Honey, we lost the parents




Democrats used to have an edge on education issues, but not any more, he writes.


“As a party, we’ve lost the language, the ideas, the policy, and the vision on education, and it needs to be entirely rebuilt,” Jorge Elorza, who runs Democrats for Education Reform, told Mahnken. Republicans are all about school choice, he said. Democrats have no K-12 agenda.


Public schools in large, Democrat-controlled cities stayed closed for much longer in 2020 and 2021, writes Mahnken. "Black and Hispanic families . . . were hesitant to return to in-person schooling." As it turned out, the effects of remote schooling were worse for disadvantaged students, who fell even farther behind.


Swing voters saw Democrats as led by "people who want to control your life," says Michael Mikus, a Democratic political consultant in Pennsylvania. In the the 2021 Virginia governor’s race, Republican Glenn Youngkin's advocacy of parental rights led to an upset victory, he recalls. “Democrats were often portrayed as not caring about what parents think.”


Democrats are seen as good about funding schools and providing free lunch and after-school programs, says Matt Hogan, a Democratic pollster who ran focus groups of parents. But voters don't see Democrats -- or Republicans -- as focused on school quality.


"Since the end of the Obama administration, amid enervating fights over the Common Core academic standards and the rewriting of the No Child Left Behind Act, the party has mostly avoided staking out ambitious positions on K–12 policy," writes Mahnken. "Democrats have gone their own ways, embracing the science of reading in some blue states while eliminating graduation requirements in others."


Democrats' hostility to school choice is alienating voters, writes Cooper Conway on RealClearEducation. That's one reason Hispanics swung right in the 2024 election, he argues. In an EdChoice poll, 83 percent of Hispanics supported Education Savings Accounts (ESAs), which let families fund private-school tuition, tutoring and other school costs.


Support for school choice is strong among Democratic voters as well as among Republicans, the EdChoice poll shows. About three-fourths of voters want educational choice: 70 percent back ESAs.


"Some of the earliest voucher programs, like the one in Milwaukee, were championed by progressives who wanted to address structural barriers in our current one-size-fits-all public school system," Conway writes.
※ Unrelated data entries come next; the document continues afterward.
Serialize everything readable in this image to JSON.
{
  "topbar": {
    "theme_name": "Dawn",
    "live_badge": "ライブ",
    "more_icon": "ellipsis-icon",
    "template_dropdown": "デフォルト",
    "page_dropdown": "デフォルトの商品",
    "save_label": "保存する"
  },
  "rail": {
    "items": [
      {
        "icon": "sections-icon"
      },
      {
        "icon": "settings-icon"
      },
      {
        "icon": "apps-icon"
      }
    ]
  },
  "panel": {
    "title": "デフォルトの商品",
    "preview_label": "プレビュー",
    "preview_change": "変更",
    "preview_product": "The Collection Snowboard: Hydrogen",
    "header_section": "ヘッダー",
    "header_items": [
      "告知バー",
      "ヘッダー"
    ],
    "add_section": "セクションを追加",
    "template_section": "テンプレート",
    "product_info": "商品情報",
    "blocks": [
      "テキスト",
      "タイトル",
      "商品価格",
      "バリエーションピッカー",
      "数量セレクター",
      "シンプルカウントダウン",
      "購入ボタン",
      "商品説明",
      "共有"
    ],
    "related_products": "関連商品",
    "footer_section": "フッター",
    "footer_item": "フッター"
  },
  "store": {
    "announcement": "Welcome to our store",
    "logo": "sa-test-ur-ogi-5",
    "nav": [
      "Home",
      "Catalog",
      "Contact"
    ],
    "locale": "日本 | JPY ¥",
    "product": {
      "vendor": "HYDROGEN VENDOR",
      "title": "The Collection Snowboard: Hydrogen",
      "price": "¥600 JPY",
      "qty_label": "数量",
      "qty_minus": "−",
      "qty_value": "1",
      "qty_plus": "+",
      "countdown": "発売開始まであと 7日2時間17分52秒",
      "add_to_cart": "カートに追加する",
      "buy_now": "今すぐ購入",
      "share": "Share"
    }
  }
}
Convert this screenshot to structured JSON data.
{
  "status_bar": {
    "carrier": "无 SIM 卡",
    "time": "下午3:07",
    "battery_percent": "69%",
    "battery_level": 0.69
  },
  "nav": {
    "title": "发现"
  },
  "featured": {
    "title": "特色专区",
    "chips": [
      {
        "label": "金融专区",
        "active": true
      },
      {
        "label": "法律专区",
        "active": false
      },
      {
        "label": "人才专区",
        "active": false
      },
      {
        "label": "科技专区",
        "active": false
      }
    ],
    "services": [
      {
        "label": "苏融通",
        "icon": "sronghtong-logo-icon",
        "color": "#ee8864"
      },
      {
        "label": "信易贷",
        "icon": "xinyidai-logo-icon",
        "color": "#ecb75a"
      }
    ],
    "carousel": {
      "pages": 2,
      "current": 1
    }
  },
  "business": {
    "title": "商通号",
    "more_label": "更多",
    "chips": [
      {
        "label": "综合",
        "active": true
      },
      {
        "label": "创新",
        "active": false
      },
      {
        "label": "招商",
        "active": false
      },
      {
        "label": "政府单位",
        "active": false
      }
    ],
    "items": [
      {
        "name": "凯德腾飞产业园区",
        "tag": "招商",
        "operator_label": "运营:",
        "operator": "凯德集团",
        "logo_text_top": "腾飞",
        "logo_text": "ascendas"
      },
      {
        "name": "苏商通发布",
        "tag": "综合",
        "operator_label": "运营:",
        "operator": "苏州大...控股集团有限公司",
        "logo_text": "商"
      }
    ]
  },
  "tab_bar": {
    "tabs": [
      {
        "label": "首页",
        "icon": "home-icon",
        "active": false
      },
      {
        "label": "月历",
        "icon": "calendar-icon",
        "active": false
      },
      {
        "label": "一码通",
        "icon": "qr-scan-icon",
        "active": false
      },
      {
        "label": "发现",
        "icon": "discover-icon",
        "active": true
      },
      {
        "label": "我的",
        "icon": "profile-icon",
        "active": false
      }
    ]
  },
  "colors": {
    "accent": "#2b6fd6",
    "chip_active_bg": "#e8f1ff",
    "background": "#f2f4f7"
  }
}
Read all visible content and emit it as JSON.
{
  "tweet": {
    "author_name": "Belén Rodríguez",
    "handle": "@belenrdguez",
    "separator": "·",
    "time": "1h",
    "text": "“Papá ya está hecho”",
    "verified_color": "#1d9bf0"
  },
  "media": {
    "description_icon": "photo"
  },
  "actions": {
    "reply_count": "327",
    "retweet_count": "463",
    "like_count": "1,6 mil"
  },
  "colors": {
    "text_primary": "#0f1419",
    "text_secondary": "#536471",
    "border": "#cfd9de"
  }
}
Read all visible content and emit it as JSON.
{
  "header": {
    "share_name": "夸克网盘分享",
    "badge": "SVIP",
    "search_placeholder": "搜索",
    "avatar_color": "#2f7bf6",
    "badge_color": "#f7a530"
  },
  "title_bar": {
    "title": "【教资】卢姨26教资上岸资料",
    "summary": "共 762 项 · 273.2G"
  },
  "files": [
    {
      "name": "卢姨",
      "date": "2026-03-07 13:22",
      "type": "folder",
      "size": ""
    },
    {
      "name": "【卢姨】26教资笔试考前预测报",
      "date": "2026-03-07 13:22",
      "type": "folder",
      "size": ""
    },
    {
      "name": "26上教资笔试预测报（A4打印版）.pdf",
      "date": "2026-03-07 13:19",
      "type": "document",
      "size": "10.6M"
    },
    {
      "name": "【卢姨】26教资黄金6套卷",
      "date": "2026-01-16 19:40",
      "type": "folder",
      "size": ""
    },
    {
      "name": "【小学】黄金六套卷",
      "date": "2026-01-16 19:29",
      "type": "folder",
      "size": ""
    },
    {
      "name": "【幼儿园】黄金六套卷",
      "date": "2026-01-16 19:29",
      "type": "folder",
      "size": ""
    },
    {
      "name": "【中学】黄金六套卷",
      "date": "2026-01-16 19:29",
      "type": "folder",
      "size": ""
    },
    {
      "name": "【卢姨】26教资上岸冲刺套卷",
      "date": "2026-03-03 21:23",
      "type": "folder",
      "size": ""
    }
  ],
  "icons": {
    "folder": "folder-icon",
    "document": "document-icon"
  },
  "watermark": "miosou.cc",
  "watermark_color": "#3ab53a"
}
The Democratic Party "prides itself on fighting for justice and opportunity," he concludes. "Supporting school choice should be a natural extension of its values."


I think Democrats will swing back to the center on culture-war issues: Most parents don't want former boys on girls' sports' teams or in girls' locker rooms. They don't want drag queens reading books in the school library or graphic books showing oral sex. They don't trust teachers to teach gender lessons in elementary school. A little common sense on these issues would be a political winner.